All in rats, so far, which seems a far better place to be than making wild interpretations of scans of human brains.

[via Not Exactly Rocket Science]

22 June 2010

Homunculus demonstrated

A study by Matthew Longo and Patrick Haggard demonstrates how the body is not mapped uniformly in the brain. The hands, useful things that they are, are represented across a markedly larger cortical area than many other areas of the body (face, in particular the mouth, and genitals are also over-represented compared to other body parts).

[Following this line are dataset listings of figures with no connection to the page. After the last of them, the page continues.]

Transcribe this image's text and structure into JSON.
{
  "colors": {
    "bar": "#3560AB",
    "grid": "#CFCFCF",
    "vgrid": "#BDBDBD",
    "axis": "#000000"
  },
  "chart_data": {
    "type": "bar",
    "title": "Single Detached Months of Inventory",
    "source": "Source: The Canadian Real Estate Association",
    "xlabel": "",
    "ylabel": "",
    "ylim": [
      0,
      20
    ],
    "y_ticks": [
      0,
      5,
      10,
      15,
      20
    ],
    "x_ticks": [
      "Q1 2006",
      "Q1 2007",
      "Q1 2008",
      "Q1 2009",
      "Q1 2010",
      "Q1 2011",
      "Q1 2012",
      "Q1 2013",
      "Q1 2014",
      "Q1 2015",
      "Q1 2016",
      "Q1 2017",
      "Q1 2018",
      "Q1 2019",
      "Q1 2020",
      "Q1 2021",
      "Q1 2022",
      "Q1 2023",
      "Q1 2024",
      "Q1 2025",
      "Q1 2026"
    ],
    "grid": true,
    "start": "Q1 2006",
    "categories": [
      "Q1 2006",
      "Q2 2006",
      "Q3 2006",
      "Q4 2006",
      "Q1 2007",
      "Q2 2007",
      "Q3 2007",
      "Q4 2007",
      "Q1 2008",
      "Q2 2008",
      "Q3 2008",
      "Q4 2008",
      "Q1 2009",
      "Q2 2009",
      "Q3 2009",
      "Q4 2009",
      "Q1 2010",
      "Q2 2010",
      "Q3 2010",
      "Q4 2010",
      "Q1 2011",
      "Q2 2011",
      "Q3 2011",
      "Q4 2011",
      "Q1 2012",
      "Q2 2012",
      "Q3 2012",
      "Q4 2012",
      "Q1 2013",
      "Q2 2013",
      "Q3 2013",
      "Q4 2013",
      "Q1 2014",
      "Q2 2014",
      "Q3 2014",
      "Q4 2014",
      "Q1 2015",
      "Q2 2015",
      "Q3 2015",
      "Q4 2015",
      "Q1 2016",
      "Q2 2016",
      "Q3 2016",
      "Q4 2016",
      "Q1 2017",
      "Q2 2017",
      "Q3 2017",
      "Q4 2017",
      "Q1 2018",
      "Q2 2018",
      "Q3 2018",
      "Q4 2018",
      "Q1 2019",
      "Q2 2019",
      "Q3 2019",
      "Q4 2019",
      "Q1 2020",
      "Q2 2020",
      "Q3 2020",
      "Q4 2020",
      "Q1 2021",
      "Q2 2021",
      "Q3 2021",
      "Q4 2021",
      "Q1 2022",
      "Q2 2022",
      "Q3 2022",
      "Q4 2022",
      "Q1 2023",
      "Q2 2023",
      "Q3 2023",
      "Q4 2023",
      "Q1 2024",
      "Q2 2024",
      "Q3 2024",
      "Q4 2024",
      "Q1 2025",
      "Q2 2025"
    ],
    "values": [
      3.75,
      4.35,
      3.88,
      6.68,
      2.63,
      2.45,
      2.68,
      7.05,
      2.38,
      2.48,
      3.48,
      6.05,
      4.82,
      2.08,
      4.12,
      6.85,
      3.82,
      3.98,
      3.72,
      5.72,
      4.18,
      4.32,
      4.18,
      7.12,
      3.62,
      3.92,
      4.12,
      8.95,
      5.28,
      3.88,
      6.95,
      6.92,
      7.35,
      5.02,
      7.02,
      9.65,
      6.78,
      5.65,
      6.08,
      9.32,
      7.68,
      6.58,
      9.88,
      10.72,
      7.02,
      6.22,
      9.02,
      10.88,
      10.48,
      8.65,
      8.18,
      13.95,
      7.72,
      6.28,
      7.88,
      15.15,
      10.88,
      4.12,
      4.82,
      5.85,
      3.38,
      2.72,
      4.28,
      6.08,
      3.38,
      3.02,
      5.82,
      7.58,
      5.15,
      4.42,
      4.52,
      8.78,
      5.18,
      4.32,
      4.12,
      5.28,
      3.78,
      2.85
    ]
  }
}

Longo and Haggard put people's hands under a surface and then asked them to mark on the surface where the ends of their fingers and knuckles were. They found that people's representations of their hands is distorted by an underestimation of hand length and overestimation of its width. This distortion isn't uniform across the hands (less distortion for the thumb and index fingers than the others), which maps on to people's sensitivity across the hands. Interesting to consider why we should underestimate in one dimension and over-estimate in the other.

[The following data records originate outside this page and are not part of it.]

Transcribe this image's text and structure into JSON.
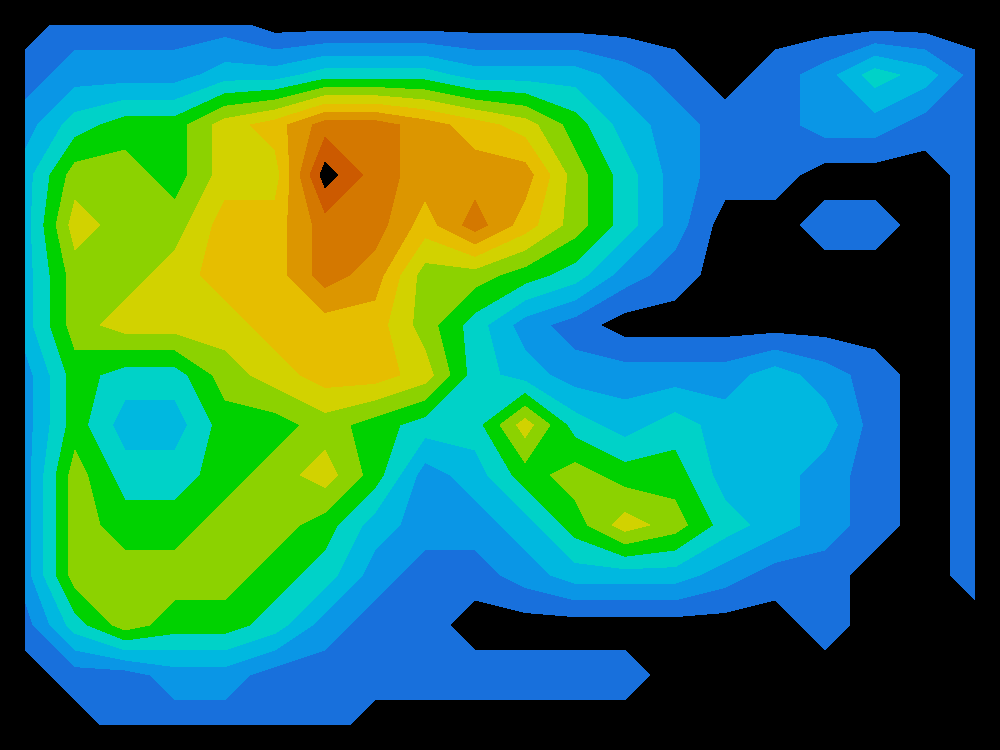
{
  "chart_data": {
    "type": "contour",
    "x": [
      25,
      75,
      125,
      175,
      225,
      275,
      325,
      375,
      425,
      475,
      525,
      575,
      625,
      675,
      725,
      775,
      825,
      875,
      925,
      975
    ],
    "y": [
      25,
      75,
      125,
      175,
      225,
      275,
      325,
      375,
      425,
      475,
      525,
      575,
      625,
      675,
      725
    ],
    "xlim": [
      0,
      1000
    ],
    "ylim": [
      750,
      0
    ],
    "values": [
      [
        0,
        1,
        1,
        1,
        1,
        0,
        0,
        0,
        0,
        0,
        0,
        0,
        0,
        0,
        0,
        0,
        0,
        0,
        0,
        0
      ],
      [
        1,
        2,
        2,
        2,
        3,
        3,
        4,
        4,
        4,
        3,
        3,
        3,
        2,
        1,
        0,
        1,
        2,
        4,
        3,
        1
      ],
      [
        2,
        4,
        5,
        5,
        7,
        8,
        10,
        10,
        9,
        8,
        7,
        5,
        3,
        2,
        1,
        1,
        2,
        2,
        1,
        1
      ],
      [
        3,
        6,
        6,
        5,
        7,
        7,
        12,
        10,
        9,
        9,
        9,
        6,
        4,
        2,
        1,
        1,
        0,
        0,
        0,
        1
      ],
      [
        3,
        7,
        6,
        6,
        8,
        8,
        10,
        10,
        8,
        10,
        8,
        6,
        4,
        2,
        0,
        0,
        1,
        1,
        0,
        1
      ],
      [
        3,
        6,
        6,
        7,
        8,
        8,
        10,
        9,
        6,
        6,
        5,
        4,
        2,
        1,
        0,
        0,
        0,
        0,
        0,
        1
      ],
      [
        3,
        6,
        7,
        7,
        7,
        8,
        8,
        8,
        6,
        4,
        2,
        1,
        0,
        0,
        0,
        0,
        0,
        0,
        0,
        1
      ],
      [
        2,
        5,
        4,
        4,
        6,
        7,
        8,
        8,
        7,
        4,
        3,
        2,
        2,
        2,
        2,
        3,
        2,
        1,
        0,
        1
      ],
      [
        2,
        5,
        3,
        3,
        5,
        5,
        6,
        5,
        4,
        4,
        7,
        4,
        3,
        4,
        3,
        3,
        3,
        1,
        0,
        1
      ],
      [
        2,
        6,
        4,
        4,
        5,
        6,
        7,
        5,
        2,
        3,
        5,
        6,
        5,
        5,
        3,
        3,
        2,
        1,
        0,
        1
      ],
      [
        2,
        6,
        5,
        5,
        6,
        6,
        5,
        3,
        2,
        2,
        3,
        5,
        7,
        6,
        4,
        3,
        2,
        1,
        0,
        1
      ],
      [
        2,
        6,
        6,
        6,
        6,
        5,
        4,
        2,
        1,
        1,
        2,
        3,
        3,
        3,
        2,
        1,
        1,
        0,
        0,
        1
      ],
      [
        1,
        4,
        6,
        5,
        5,
        4,
        2,
        1,
        1,
        0,
        0,
        0,
        0,
        0,
        0,
        0,
        1,
        0,
        0,
        0
      ],
      [
        0,
        1,
        1,
        2,
        2,
        1,
        1,
        1,
        1,
        1,
        1,
        1,
        1,
        0,
        0,
        0,
        0,
        0,
        0,
        0
      ],
      [
        0,
        0,
        1,
        1,
        1,
        1,
        1,
        0,
        0,
        0,
        0,
        0,
        0,
        0,
        0,
        0,
        0,
        0,
        0,
        0
      ]
    ],
    "levels": [
      0.5,
      1.5,
      2.5,
      3.5,
      4.5,
      5.5,
      6.5,
      7.5,
      8.5,
      9.5,
      10.5,
      11.5
    ],
    "colors": [
      "#000000",
      "#1870dc",
      "#0a96e6",
      "#00b8e0",
      "#00d2c8",
      "#00d200",
      "#8cd200",
      "#d2d200",
      "#e6be00",
      "#dc9600",
      "#d47800",
      "#cc5a00",
      "#000000"
    ],
    "tick_labels": false
  }
}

[via Not Exactly Rocket Science]

18 May 2010

RIP Richard Gregory

Richard Gregory, eminent experimental psychologist, died yesterday, aged 86. His most recent paper was published this year, it's title 'Is it more fun to be an artist or a scientist?' capturing the span of his work. This photo depicts him just as I remember him on the occasions I heard him give talks on visual perception. Obituaries here (TimesOnline) and here (MindHacks).

21 April 2010

Brain training - doesn't

The outcomes of the large-scale study, carried out as a collaboration between the BBC and MRC CBU were published today. Brain training exercises make you good at brain training exercises. But the skills don't transfer. There's continuing research, though, to see whether the exercises have an impact on brain degeneration in older people.

07 April 2010

Deceit and technology

Talking of pictures, Jeff Hancock of Cornell University has given a fascinating talk at Harvard's Berkman Center. Hancock's team has analysed the photographs typically used on internet dating sites, as part of a series of studies of technology and deceit. Typically daters choose pictures that are 17 months out of date. They also lie systematically about their weight and height, but not about their age, which can be verified more easily and where the consequences of lying may be more damaging to the individual. Lies, across all media, are small but frequent, and are mediated across media, according to ease of detection (guilty, as charged, of texting 'on my way' when I've not even set out).

Hancock's team have also looked at the linguistic attributes of lies, which include less frequent use of the first person than in other contexts and use of negative language. It's possible this sort of analysis, alongside understanding the profile of contributors, could help authenticate user generated content.